The IceCube detector was in a normal operating state at the time of detection.

After the initial automated alert (https://gcn.gsfc.nasa.gov/notices_amon_g_b/142791_45913213.amon), more sophisticated reconstruction algorithms have been applied offline, with the direction refined to:

Date: 26-07-04
Time: 07:16:58.19 UT
RA: 320.67 (+0.57/-0.55 deg 90% PSF containment) J2000
Dec: 34.14 (+0.45/-0.47 deg 90% PSF containment) J2000

As announced in GCN Circular 43419 (https://gcn.nasa.gov/circulars/43419), IceCube alert notices for high-energy track alerts are now also streamed via Kafka.
IceCube Gold/Bronze track alerts are available on the Kafka topic 'gcn.notices.icecube.gold_bronze_track_alerts'.
The probability distribution of the true neutrino direction, allowing the extraction of precise 90% containment regions around the best-fit direction, is now available for revised reconstruction of high-energy track alerts.
The corresponding sky map is distributed as a FITS file and follows the explicit naming convention IceCube-YYMMDDX, where YYMMDD indicates the date of the event and X is a letter distinguishing multiple alerts on the same day.
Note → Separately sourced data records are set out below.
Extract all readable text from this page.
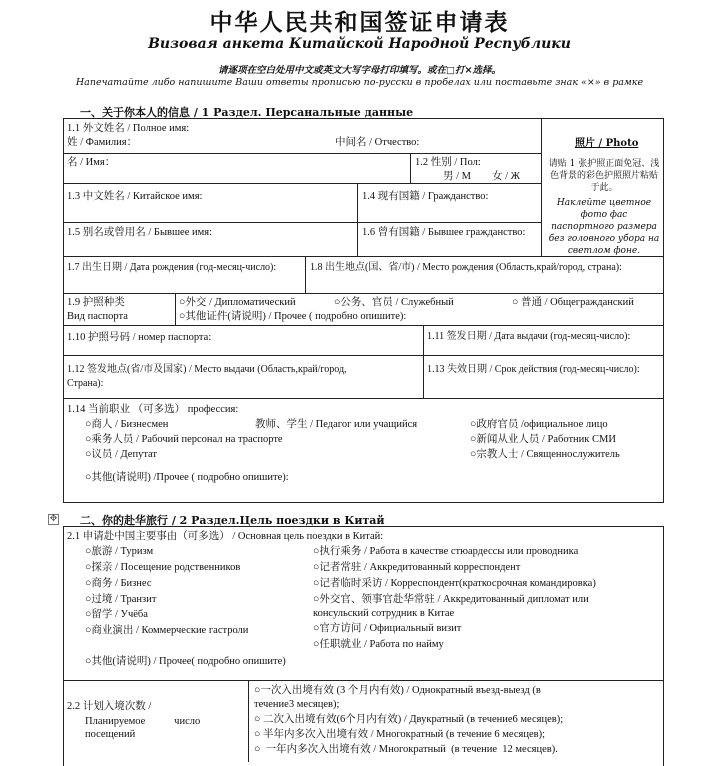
中华人民共和国签证申请表
Визовая анкета Китайской Народной Республики
请逐项在空白处用中文或英文大写字母打印填写。或在□打×选择。
Напечатайте либо напишите Ваши ответы прописью по-русски в пробелах или поставьте знак «×» в рамке
一、关于你本人的信息 / 1 Раздел. Персанальные данные
1.1 外文姓名 / Полное имя:
姓 / Фамилия：	中间名 / Отчество:	照片 / Photo
请贴 1 张护照正面免冠、浅色背景的彩色护照照片粘贴于此。
Наклейте цветное фото фас паспортного размера без головного убора на светлом фоне.
名 / Имя：	1.2 性别 / Пол:
男 / М        女 / Ж
1.3 中文姓名 / Китайское имя:	1.4 现有国籍 / Гражданство:
1.5 别名或曾用名 / Бывшее имя:	1.6 曾有国籍 / Бывшее гражданство:
1.7 出生日期 / Дата рождения (год-месяц-число):	1.8 出生地点(国、省/市) / Место рождения (Область,край/город, страна):
1.9 护照种类
Вид паспорта
○外交 / Дипломатический	○公务、官员 / Служебный	○ 普通 / Общегражданский
○其他证件(请说明) / Прочее ( подробно опишите):
1.10 护照号码 / номер паспорта:	1.11 签发日期 / Дата выдачи (год-месяц-число):
1.12 签发地点(省/市及国家) / Место выдачи (Область,край/город,
Страна):
1.13 失效日期 / Срок действия (год-месяц-число):
1.14 当前职业 （可多选） профессия:
○商人 / Бизнесмен	教师、学生 / Педагог или учащийся	○政府官员 /официальное лицо
○乘务人员 / Рабочий персонал на траспорте	○新闻从业人员 / Работник СМИ
○议员 / Депутат	○宗教人士 / Священнослужитель
○其他(请说明) /Прочее ( подробно опишите):
✥ 二、你的赴华旅行 / 2 Раздел.Цель поездки в Китай
2.1 申请赴中国主要事由（可多选） / Основная цель поездки в Китай:
○旅游 / Туризм
○探亲 / Посещение родственников
○商务 / Бизнес
○过境 / Транзит
○留学 / Учёба
○商业演出 / Коммерческие гастроли
○执行乘务 / Работа в качестве стюардессы или проводника
○记者常驻 / Аккредитованный корреспондент
○记者临时采访 / Корреспондент(краткосрочная командировка)
○外交官、领事官赴华常驻 / Аккредитованный дипломат или
консульский сотрудник в Китае
○官方访问 / Официальный визит
○任职就业 / Работа по найму
○其他(请说明) / Прочее( подробно опишите)
2.2 计划入境次数 /
Планируемое           число
посещений
○一次入出境有效 (3 个月内有效) / Однократный въезд-выезд (в
течение3 месяцев);
○ 二次入出境有效(6个月内有效) / Двукратный (в течение6 месяцев);
○ 半年内多次入出境有效 / Многократный (в течение 6 месяцев);
○  一年内多次入出境有效 / Многократный  (в течение  12 месяцев).
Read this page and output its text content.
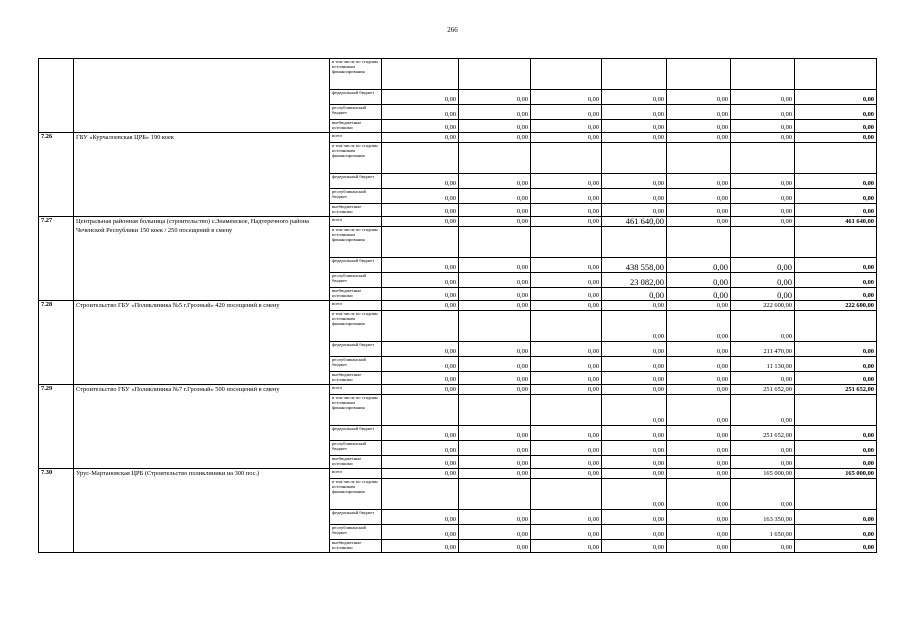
266
		в том числе по стадиям источникам финансирования							
		федеральный бюджет	0,00	0,00	0,00	0,00	0,00	0,00	0,00
		республиканский бюджет	0,00	0,00	0,00	0,00	0,00	0,00	0,00
		внебюджетные источники	0,00	0,00	0,00	0,00	0,00	0,00	0,00
7.26	ГБУ «Курчалоевская ЦРБ» 190 коек	всего	0,00	0,00	0,00	0,00	0,00	0,00	0,00
		в том числе по стадиям источникам финансирования							
		федеральный бюджет	0,00	0,00	0,00	0,00	0,00	0,00	0,00
		республиканский бюджет	0,00	0,00	0,00	0,00	0,00	0,00	0,00
		внебюджетные источники	0,00	0,00	0,00	0,00	0,00	0,00	0,00
7.27	Центральная районная больница (строительство) с.Знаменское, Надтеречного района Чеченской Республики 150 коек / 250 посещений в смену	всего	0,00	0,00	0,00	461 640,00	0,00	0,00	461 640,00
		в том числе по стадиям источникам финансирования							
		федеральный бюджет	0,00	0,00	0,00	438 558,00	0,00	0,00	0,00
		республиканский бюджет	0,00	0,00	0,00	23 082,00	0,00	0,00	0,00
		внебюджетные источники	0,00	0,00	0,00	0,00	0,00	0,00	0,00
7.28	Строительство ГБУ «Поликлиника №5 г.Грозный» 420 посещений в смену	всего	0,00	0,00	0,00	0,00	0,00	222 600,00	222 600,00
		в том числе по стадиям источникам финансирования				0,00	0,00	0,00	
		федеральный бюджет	0,00	0,00	0,00	0,00	0,00	211 470,00	0,00
		республиканский бюджет	0,00	0,00	0,00	0,00	0,00	11 130,00	0,00
		внебюджетные источники	0,00	0,00	0,00	0,00	0,00	0,00	0,00
7.29	Строительство ГБУ «Поликлиника №7 г.Грозный» 500 посещений в смену	всего	0,00	0,00	0,00	0,00	0,00	251 652,00	251 652,00
		в том числе по стадиям источникам финансирования				0,00	0,00	0,00	
		федеральный бюджет	0,00	0,00	0,00	0,00	0,00	251 652,00	0,00
		республиканский бюджет	0,00	0,00	0,00	0,00	0,00	0,00	0,00
		внебюджетные источники	0,00	0,00	0,00	0,00	0,00	0,00	0,00
7.30	Урус-Мартановская ЦРБ (Строительство поликлиники на 300 пос.)	всего	0,00	0,00	0,00	0,00	0,00	165 000,00	165 000,00
		в том числе по стадиям источникам финансирования				0,00	0,00	0,00	
		федеральный бюджет	0,00	0,00	0,00	0,00	0,00	163 350,00	0,00
		республиканский бюджет	0,00	0,00	0,00	0,00	0,00	1 650,00	0,00
		внебюджетные источники	0,00	0,00	0,00	0,00	0,00	0,00	0,00
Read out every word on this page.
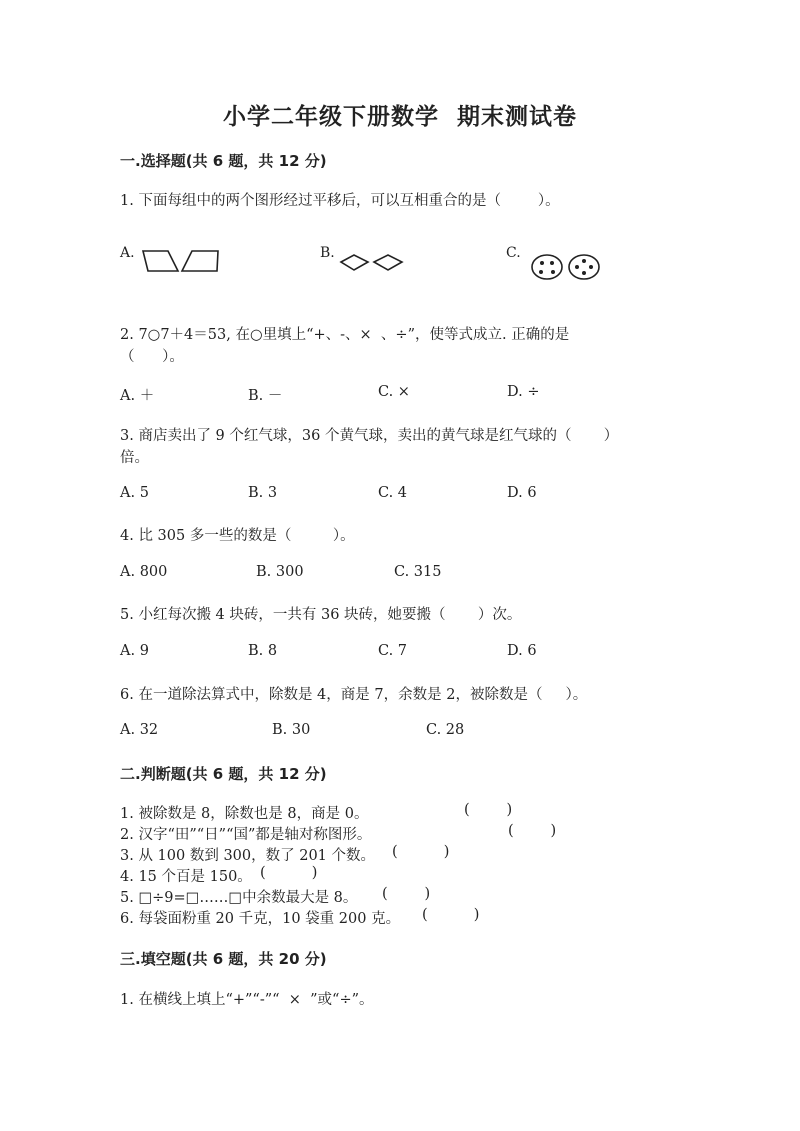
小学二年级下册数学  期末测试卷
一.选择题(共 6 题，共 12 分)
1. 下面每组中的两个图形经过平移后，可以互相重合的是（        ）。
A.	B.	C.
2. 7○7＋4＝53, 在○里填上“+、-、×  、÷”，使等式成立. 正确的是
（      ）。
A. ＋	B. －	C. ×	D. ÷
3. 商店卖出了 9 个红气球，36 个黄气球，卖出的黄气球是红气球的（       ）
倍。
A. 5	B. 3	C. 4	D. 6
4. 比 305 多一些的数是（         ）。
A. 800	B. 300	C. 315
5. 小红每次搬 4 块砖，一共有 36 块砖，她要搬（       ）次。
A. 9	B. 8	C. 7	D. 6
6. 在一道除法算式中，除数是 4，商是 7，余数是 2，被除数是（     ）。
A. 32	B. 30	C. 28
二.判断题(共 6 题，共 12 分)
1. 被除数是 8，除数也是 8，商是 0。	(        )
2. 汉字“田”“日”“国”都是轴对称图形。	(        )
3. 从 100 数到 300，数了 201 个数。 (          )
4. 15 个百是 150。 (          )
5. □÷9=□……□中余数最大是 8。 (        )
6. 每袋面粉重 20 千克，10 袋重 200 克。 (          )
三.填空题(共 6 题，共 20 分)
1. 在横线上填上“+”“-”“  ×  ”或“÷”。
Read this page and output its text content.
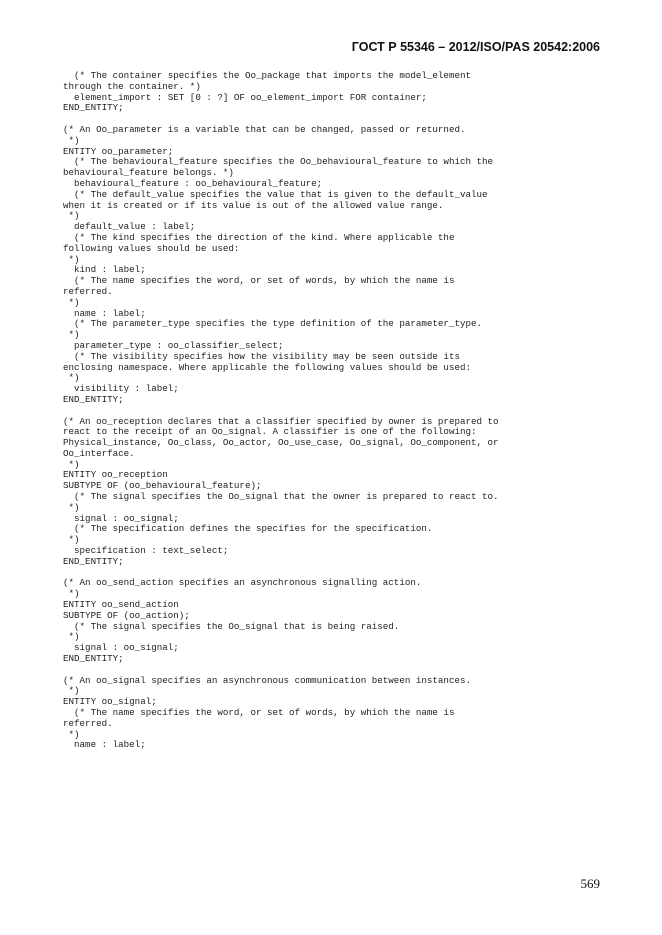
ГОСТ Р 55346 – 2012/ISO/PAS 20542:2006
(* The container specifies the Oo_package that imports the model_element
through the container. *)
element_import : SET [0 : ?] OF oo_element_import FOR container;
END_ENTITY;
(* An Oo_parameter is a variable that can be changed, passed or returned.
*)
ENTITY oo_parameter;
(* The behavioural_feature specifies the Oo_behavioural_feature to which the
behavioural_feature belongs. *)
behavioural_feature : oo_behavioural_feature;
(* The default_value specifies the value that is given to the default_value
when it is created or if its value is out of the allowed value range.
*)
default_value : label;
(* The kind specifies the direction of the kind. Where applicable the
following values should be used:
*)
kind : label;
(* The name specifies the word, or set of words, by which the name is
referred.
*)
name : label;
(* The parameter_type specifies the type definition of the parameter_type.
*)
parameter_type : oo_classifier_select;
(* The visibility specifies how the visibility may be seen outside its
enclosing namespace. Where applicable the following values should be used:
*)
visibility : label;
END_ENTITY;
(* An oo_reception declares that a classifier specified by owner is prepared to
react to the receipt of an Oo_signal. A classifier is one of the following:
Physical_instance, Oo_class, Oo_actor, Oo_use_case, Oo_signal, Oo_component, or
Oo_interface.
*)
ENTITY oo_reception
SUBTYPE OF (oo_behavioural_feature);
(* The signal specifies the Oo_signal that the owner is prepared to react to.
*)
signal : oo_signal;
(* The specification defines the specifies for the specification.
*)
specification : text_select;
END_ENTITY;
(* An oo_send_action specifies an asynchronous signalling action.
*)
ENTITY oo_send_action
SUBTYPE OF (oo_action);
(* The signal specifies the Oo_signal that is being raised.
*)
signal : oo_signal;
END_ENTITY;
(* An oo_signal specifies an asynchronous communication between instances.
*)
ENTITY oo_signal;
(* The name specifies the word, or set of words, by which the name is
referred.
*)
name : label;
569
The download link is provided through the GCN schema distributed via Kafka.
Detailed documentation describing the alert distribution, schemas, and probability maps is available at: https://gcn.nasa.gov/missions/icecube.

No known gamma-ray sources listed in the Fermi LAT 16-year Source List (FL16Y) are located within the 90% uncertainty region of this event.

The IceCube Neutrino Observatory is a cubic-kilometer neutrino detector operating at the geographic South Pole, Antarctica.